My sister-in-law is ten years younger than I am, so she recently started her junior year at the two-year boarding school my husband and I attended. Two of the first people she met were those former English teachers, Dr. Smith and Dr. Nagelkirk. We exchanged pictures and anecdotes, glad to continue to be connected to each other. I figured that would be the end of it.
But then, a few weeks later, my mother-in-law told me something that withered me. She had met Dr. Smith, my AP Composition teacher. She had asked if I was still writing poetry. She remembered reading it, admiring it, sharing it with other faculty members. I was ashamed.
You see, the truth is, I don't write poetry anymore. Not seriously, anyway. There was a time when writing was a part of my everyday life, a time when I was never without at least one notebook, often several (one for fiction, one for poetry, one for miscellaneous notes, etc...). But that time of my life was in the past. I went to college; I suffered the indignity of formal "creative writing" classes (never again). I got married, got a job, got a house. Other priorities took over.
And yet, here was Dr. Smith, ten years later, wondering if Grace Casimer was still writing those beautiful words. But Grace Casimer doesn't legally exist anymore, and neither did my writing habit. I never got in touch with her to answer the question. I couldn't bear to tell her the pathetic truth.
I was, as the kids say, "shook," but life pressed on. I had lessons to plan, a house to clean, grades to enter. It was 9:00 on a Sunday night when I got to the last student notebook. As a signal to me, students dog-ear the pages of their writing they would like me to grade. The last five pages of this notebook were marked. Each one contained a gorgeous, roiling poem, full of color and life and extended metaphors! It would have been impressive writing from an adult, let alone an eleven-year-old. It was the best student writing I had ever read.
I left my student effusive praise and then sat with her notebook in my hands for several minutes. It would be a crime of the greatest magnitude if this little bard grew up to never write a poem again. If, fifteen years from now, I asked her the same question my teacher asked, if she let life get in the way of her writing, I'd be crushed.
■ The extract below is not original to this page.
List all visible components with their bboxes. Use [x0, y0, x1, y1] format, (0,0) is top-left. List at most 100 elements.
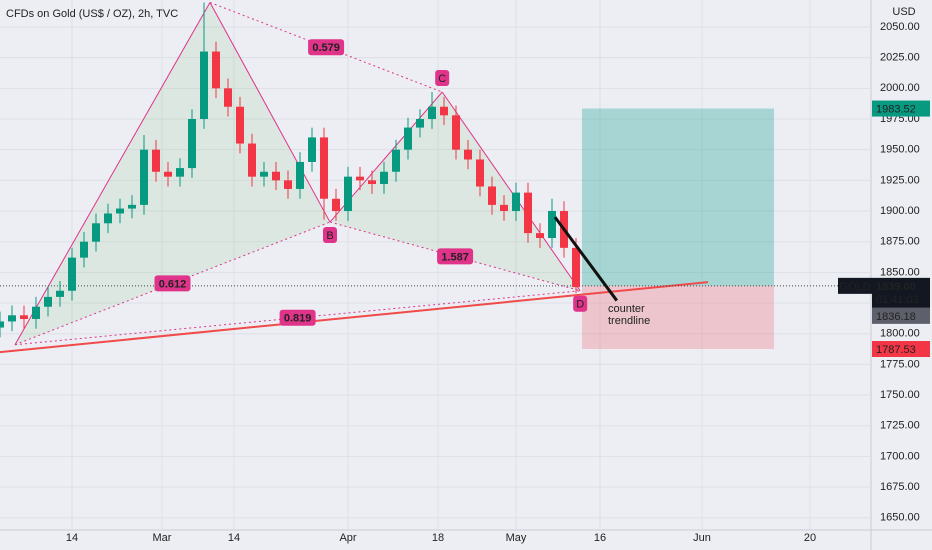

No matter how old she gets, no matter how far she goes or how often we speak, I will
always be rooting for this young poet.
And then, the irony washed over me. All these years later, Dr. Smith was still rooting for me, waiting for news of my literary successes. And what was I doing?
Years ago, in her Introduction to Poetry class, I wrote that I didn't think the poem we were reading meant anything, that the poet was simply trying to create a beautiful image. On my paper, Dr. Smith wrote, "This is lazy." I was furious with her, outraged, scandalized. Until I realized she was right. I needed to spend more time and energy with that poem. Hearing that she had asked about my writing gave me that same defensive, exasperated feeling. I had been lazy. I needed to spend more of my time and energy on my writing, something that was once more important to me than eating.
The students we teach are always ours. It doesn't matter how old they get. Until this week, those words were merely a platitude.
But now, here I am, writing this blog post, buying new notebooks, dragging myself out of bed to write down story ideas before I forget them, frittering away my only plan period with writing instead of planning lessons or analyzing student data.
Now, I get it. I know what I have to do.